One positive development from the injury situation has been the emergence of Chandler Stephenson as a legit top tier center. Stephenson usually centers Pacioretty and Stone and with players of that quality on his line hasn’t been considered a legit top line player. The thinking is, after all, who *couldn’t* center for two All Star level teammates? With his usual linemates out he’s been playing excellent hockey and currently leads Vegas in scoring with nine points (4 goals and 5 assists). That’s 5 points more than the three players tied for second in the team points tally (defenseman Nicolas Hague, forward Jonathan Marchessault and winger Reilly Smith). Playing primarily with rookie Peyton Krebs and fourth line winger William Carrier he’s playing the way he always has, perhaps with a bit more emphasis on finishing as opposed to facilitating.

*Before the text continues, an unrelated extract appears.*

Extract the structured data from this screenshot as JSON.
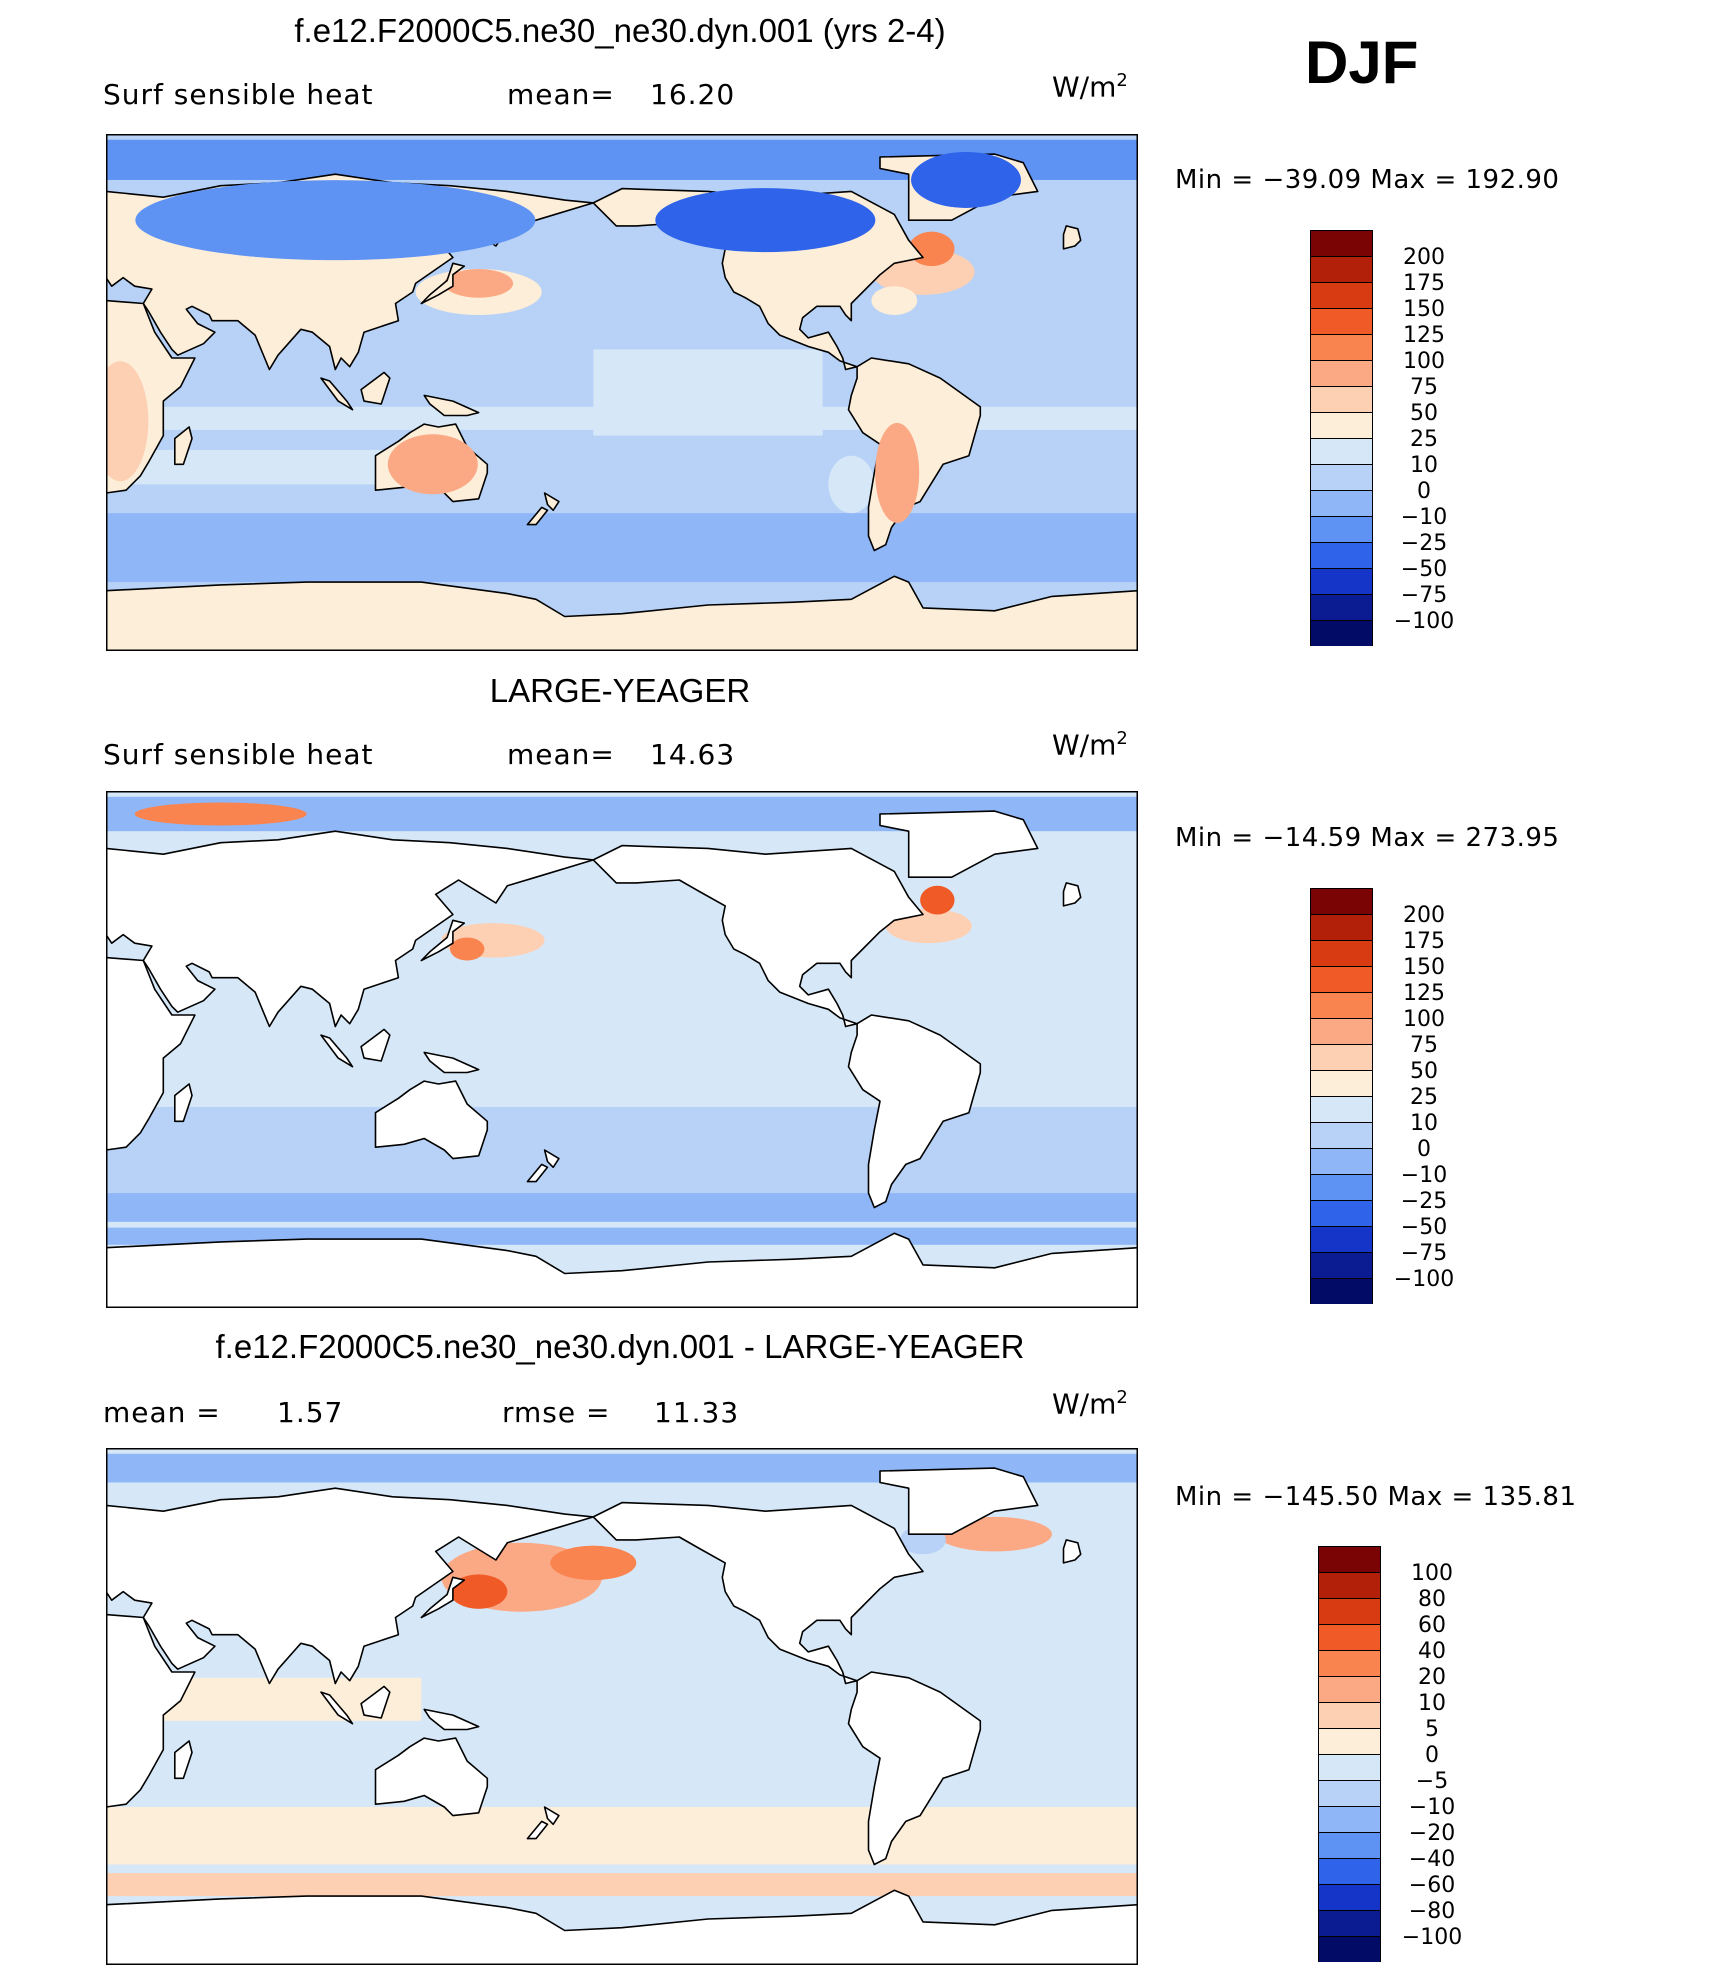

Stephenson caught a big break when he was traded from the Washington Capitals–where he saw minimal action and kept around as ‘depth insurance’–to Vegas midway through the 2019-2020 season. All it took for VGK to pry him away from Washington was a fifth round pick and he’s become the perfect compliment for Pacioretty and Stone on the top line. Even without his usual linemates around him he says that his game hasn’t changed:
“That’s kind of I think where you get in trouble, when you try to change too much and do too much. You’re almost kind of doing a whole lot of nothing if you play like that. I still try to make as many plays as I can, shoot when I can. Just trying to do my game and be myself.”

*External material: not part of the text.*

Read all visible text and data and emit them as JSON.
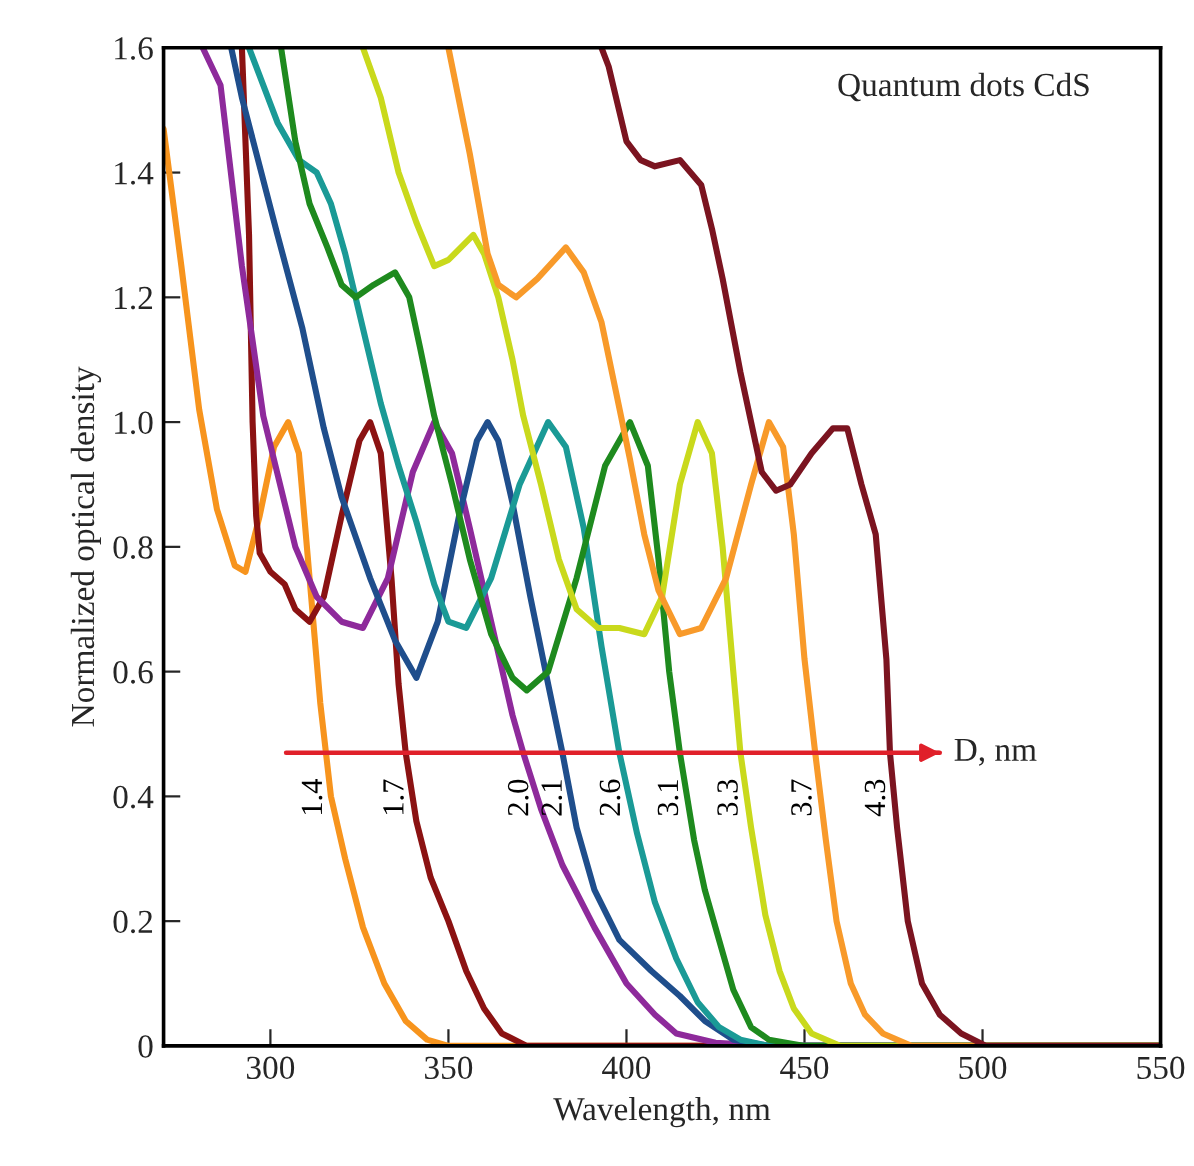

Teammate Jonathan Marchessault is happy that Stephenson is finally getting his just due with Stone and Pacioretty sidelined:
“I actually love that he’s having success without Max and Mark. I mean, obviously when you play with world-class players like that, I hear you guys saying ‘Chandler, is he a top-line centerman?’ He is. Like, he’s been showing enough right now and since the moment he showed up here.”
Watching Stephenson now it’s hard to imagine that the Capitals couldn’t find a role for him. He has elite speed and is an adept playmaker–he finished 20th in successful passes by forwards per 60 minutes last season. He has the full compliment of skills expected of a NHL center along with consistency. Head coach DeBoer says he might have the most natural puck and skating skills of any player on the team:
“The guy’s a great player. Individual skill, he might have the most on our team as far as skating and puck skills. When you watch this guy in practice, the sky’s the limit for him with the talent he has.”

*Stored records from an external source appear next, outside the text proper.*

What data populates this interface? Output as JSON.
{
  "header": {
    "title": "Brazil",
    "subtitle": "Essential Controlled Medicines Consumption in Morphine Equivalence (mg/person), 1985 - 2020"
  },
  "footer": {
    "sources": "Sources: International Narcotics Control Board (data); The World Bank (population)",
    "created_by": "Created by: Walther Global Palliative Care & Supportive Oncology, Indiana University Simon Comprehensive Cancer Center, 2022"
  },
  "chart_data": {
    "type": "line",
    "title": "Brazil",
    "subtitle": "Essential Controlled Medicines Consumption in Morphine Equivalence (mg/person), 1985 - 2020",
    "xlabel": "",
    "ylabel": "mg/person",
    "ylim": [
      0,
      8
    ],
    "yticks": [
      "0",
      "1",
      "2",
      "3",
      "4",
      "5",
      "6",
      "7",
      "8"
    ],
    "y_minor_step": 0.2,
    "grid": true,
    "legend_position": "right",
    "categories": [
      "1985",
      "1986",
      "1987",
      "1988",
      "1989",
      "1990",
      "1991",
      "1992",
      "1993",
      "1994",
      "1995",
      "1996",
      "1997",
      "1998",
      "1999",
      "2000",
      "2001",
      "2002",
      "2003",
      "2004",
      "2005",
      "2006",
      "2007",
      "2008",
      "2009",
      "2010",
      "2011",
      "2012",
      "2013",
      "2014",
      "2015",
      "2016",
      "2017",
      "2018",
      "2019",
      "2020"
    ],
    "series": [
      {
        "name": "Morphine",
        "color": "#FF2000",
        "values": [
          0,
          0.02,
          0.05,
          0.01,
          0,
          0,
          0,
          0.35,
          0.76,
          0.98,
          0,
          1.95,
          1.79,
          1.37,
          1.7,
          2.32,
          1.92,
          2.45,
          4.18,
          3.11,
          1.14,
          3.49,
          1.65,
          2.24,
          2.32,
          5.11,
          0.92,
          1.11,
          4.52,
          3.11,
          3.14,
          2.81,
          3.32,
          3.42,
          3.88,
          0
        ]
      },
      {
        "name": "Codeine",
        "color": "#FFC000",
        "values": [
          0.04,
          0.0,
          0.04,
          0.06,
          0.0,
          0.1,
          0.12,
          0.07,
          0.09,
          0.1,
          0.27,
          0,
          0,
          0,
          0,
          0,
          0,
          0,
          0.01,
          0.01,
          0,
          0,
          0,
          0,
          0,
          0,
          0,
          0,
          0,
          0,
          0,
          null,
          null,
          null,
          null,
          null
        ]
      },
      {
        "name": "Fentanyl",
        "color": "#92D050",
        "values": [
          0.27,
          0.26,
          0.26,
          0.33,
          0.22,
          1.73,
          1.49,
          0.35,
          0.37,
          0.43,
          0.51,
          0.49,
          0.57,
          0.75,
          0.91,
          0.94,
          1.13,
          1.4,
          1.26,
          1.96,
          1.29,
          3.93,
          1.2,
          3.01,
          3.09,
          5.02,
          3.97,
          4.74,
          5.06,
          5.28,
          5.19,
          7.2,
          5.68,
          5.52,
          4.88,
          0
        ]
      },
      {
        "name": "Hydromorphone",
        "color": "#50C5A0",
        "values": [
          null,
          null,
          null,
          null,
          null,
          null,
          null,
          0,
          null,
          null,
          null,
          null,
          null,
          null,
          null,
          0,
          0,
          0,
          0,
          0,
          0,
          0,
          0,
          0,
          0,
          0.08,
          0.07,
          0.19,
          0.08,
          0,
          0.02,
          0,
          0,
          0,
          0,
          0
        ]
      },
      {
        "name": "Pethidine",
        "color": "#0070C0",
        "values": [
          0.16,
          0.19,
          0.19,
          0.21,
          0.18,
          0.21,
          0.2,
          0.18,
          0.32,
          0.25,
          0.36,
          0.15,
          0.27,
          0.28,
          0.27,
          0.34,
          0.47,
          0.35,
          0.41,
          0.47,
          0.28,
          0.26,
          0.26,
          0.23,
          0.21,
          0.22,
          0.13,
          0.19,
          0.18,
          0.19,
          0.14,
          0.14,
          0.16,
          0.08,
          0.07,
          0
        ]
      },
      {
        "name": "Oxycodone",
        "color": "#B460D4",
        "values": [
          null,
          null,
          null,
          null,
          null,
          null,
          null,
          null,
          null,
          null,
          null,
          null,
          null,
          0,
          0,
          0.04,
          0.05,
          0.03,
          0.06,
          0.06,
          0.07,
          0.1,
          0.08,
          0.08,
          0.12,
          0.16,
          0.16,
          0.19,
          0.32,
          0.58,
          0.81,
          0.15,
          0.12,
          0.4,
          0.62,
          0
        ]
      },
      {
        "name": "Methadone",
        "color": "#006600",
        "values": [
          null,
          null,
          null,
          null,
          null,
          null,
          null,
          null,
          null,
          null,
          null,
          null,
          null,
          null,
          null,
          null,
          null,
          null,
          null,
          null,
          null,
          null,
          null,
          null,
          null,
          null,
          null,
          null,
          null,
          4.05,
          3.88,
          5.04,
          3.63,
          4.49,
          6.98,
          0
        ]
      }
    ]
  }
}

Despite his coach’s praise of his individual skill, Stephenson says that the ‘team first’ mentality is why Vegas has been so good:
“I’m not trying to be somebody I’m not. That’s why we’ve found some success here lately. I think that’s kind of everybody’s mindset, mentality is try to help the team out as much as you can and do you. Don’t try to be somebody that you’re not. That’s been the good thing about our team, is everybody buys in and plays their style.”
Now that the team has found some stability with so many top tier players out, the early season injury bug could be the proverbial ‘blessing in disguise’. It is giving reserves more opportunity to play and rookies like Peyton Krebs have been forced into roles with responsibility. Assuming that Stone, Pacioretty, Patrick and Whitecloud return at 100% the way that Vegas has been developing their depth out of necessity could pay dividends at playoff time.